問題4 Aが土地建物をBに売り,BがCに転売して,現在Cが居住している。ところが,AB間の売買が錯誤で無効であったとする。そこで,AはCに対して土地建物の返還を請求した。Cは,家庭菜園でバラ,トマト,キュウリ,ナス,甘藷を栽培し,40万円の収益をあげ,10万円相当の甘藷を地下室に蓄えている。また,納屋1棟は失火で焼失したが,住居1棟は,100万円をかけて雨漏りのしていた屋根を葺き換え,100万円で外壁を塗装し,100万円で内装を施して見違えるようにきれいに修繕をしている。
(1) Cは,収益40万円と蓄えている甘藷をAに返還しなければならないか。
(2) Cは,焼失した納屋を建て直して返還しなければならないか。損害賠償はどうか。
(3) Cは,修繕に要した費用につき,償還請求をなしうるか。
問題5 Aは所有する14トン積みの小丸船を店の前の川岸につないでおいた。ところが,それを海を隔てたBが盗んで自分の川岸につないでおいた。Aは船を盗まれたので,懸賞をつけて船を探させたところ,20日後に,Bの店先に盗まれた船があることがわかった。そこで,Aはだまってこの船をBから奪った。BはAに対して占有回収の訴えを提起した。これに対して,Aは,以下のような理由で争った。このような主張は認められるか(大判大13・5・22民集3巻224頁(民法判例百選I[第4版](1996年)69事件:小丸船事件))。

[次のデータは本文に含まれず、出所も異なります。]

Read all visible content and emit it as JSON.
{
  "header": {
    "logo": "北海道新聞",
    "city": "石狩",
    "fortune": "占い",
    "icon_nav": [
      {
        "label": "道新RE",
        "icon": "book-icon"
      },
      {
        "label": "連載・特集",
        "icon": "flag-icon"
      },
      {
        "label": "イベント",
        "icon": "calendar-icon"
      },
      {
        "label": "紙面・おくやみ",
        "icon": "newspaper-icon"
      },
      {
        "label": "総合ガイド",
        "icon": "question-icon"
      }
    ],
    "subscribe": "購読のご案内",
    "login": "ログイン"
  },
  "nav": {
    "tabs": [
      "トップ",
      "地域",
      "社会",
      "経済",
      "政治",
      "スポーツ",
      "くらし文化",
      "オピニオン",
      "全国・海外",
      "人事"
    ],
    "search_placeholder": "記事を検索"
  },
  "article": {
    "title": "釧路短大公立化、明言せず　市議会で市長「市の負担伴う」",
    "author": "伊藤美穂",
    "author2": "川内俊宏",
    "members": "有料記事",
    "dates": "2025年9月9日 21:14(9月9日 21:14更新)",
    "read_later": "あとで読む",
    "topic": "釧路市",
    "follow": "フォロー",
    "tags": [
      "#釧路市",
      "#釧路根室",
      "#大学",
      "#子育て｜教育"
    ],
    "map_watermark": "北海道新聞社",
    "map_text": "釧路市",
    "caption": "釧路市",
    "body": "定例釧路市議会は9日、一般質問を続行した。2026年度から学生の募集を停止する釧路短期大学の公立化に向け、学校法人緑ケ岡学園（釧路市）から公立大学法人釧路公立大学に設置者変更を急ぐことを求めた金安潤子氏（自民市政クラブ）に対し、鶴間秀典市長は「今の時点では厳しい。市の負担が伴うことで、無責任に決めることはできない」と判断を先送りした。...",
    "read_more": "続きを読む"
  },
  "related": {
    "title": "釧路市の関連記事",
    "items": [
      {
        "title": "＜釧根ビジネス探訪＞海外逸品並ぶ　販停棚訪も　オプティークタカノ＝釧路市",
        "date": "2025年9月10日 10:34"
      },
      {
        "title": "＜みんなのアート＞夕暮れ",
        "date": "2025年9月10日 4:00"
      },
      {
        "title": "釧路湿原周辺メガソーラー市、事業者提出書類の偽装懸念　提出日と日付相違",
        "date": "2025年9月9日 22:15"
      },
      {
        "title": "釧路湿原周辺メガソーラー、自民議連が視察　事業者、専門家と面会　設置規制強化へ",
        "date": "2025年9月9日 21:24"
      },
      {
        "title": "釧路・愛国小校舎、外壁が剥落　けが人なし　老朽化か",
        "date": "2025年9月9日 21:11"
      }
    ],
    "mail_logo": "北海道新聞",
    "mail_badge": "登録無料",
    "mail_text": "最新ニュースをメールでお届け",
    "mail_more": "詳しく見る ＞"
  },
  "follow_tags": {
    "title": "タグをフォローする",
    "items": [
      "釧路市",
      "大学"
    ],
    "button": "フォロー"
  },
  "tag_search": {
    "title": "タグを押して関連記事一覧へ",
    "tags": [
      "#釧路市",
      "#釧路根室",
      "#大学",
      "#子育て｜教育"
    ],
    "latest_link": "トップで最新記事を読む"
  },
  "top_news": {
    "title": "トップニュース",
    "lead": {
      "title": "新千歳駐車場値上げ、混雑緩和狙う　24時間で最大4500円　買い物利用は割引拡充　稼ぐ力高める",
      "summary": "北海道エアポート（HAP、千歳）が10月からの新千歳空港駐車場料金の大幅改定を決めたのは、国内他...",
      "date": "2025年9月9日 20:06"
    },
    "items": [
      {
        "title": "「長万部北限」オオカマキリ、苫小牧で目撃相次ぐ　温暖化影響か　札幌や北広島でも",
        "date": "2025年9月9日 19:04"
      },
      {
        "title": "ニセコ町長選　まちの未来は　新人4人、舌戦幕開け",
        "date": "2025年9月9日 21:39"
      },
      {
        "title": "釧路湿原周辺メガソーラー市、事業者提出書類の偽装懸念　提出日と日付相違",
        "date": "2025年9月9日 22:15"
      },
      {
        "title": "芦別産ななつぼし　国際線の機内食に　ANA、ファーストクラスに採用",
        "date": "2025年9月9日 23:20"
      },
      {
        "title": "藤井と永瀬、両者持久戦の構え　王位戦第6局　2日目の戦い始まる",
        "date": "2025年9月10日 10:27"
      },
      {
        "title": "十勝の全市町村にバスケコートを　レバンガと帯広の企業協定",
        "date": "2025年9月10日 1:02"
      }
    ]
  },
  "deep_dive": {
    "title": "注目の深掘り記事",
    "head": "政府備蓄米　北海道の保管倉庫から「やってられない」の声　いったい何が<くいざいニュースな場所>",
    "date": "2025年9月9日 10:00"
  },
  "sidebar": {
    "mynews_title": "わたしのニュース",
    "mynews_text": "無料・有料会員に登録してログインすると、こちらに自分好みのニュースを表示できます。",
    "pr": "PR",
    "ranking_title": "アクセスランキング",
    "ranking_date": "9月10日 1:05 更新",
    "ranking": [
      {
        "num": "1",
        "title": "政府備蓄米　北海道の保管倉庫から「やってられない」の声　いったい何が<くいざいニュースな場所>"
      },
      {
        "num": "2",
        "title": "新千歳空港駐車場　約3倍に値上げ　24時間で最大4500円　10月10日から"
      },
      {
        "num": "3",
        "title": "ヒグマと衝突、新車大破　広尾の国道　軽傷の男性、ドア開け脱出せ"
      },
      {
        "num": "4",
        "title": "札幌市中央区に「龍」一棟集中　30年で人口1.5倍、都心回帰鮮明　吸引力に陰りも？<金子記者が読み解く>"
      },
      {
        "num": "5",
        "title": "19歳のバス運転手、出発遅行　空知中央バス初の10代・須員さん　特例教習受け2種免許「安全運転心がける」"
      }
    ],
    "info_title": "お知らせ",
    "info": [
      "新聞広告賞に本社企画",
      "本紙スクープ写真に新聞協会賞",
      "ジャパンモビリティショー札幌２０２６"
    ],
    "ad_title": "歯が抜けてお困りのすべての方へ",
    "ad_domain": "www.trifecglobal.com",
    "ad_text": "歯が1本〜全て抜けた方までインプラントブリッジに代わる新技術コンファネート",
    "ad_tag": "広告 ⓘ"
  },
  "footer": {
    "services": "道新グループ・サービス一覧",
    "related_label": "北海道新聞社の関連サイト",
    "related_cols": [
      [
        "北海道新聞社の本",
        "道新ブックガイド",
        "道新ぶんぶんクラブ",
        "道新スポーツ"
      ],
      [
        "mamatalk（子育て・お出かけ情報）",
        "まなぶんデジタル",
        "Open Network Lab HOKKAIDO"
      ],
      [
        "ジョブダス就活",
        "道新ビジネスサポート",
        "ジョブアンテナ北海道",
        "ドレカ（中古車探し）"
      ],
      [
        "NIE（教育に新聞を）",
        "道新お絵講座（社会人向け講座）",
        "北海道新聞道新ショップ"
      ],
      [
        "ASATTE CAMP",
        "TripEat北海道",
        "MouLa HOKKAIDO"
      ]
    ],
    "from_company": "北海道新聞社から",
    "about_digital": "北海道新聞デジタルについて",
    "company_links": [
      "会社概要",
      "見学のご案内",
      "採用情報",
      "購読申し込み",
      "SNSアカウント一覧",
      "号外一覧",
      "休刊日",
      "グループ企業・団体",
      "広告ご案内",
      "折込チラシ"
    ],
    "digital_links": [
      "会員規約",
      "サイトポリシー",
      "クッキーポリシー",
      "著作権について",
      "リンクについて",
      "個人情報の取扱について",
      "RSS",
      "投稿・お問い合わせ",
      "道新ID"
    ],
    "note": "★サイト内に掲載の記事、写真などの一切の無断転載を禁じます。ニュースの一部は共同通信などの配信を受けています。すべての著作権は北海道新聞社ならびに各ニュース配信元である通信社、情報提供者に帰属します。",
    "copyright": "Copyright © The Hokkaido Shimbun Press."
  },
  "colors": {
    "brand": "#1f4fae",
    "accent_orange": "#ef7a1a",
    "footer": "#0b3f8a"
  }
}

(1) だまってもって帰ったのは悪かったが,もともと,小丸船は自分のものである。所有権に基づく返還請求をすればBはAに返さなければならないのであるから,Bの請求は,結局のところ,理由がない。
(2) Aは,占有権に基づいても,占有回収の訴えが提起できる。そうすると,本件のBの占有回収の訴えは,Aの占有回収の訴えと矛盾することになり,効力を有さない。つまり,占有侵奪から1年以内で,善意の第三者に渡っていない場合は,自力で奪回することは許されているのである。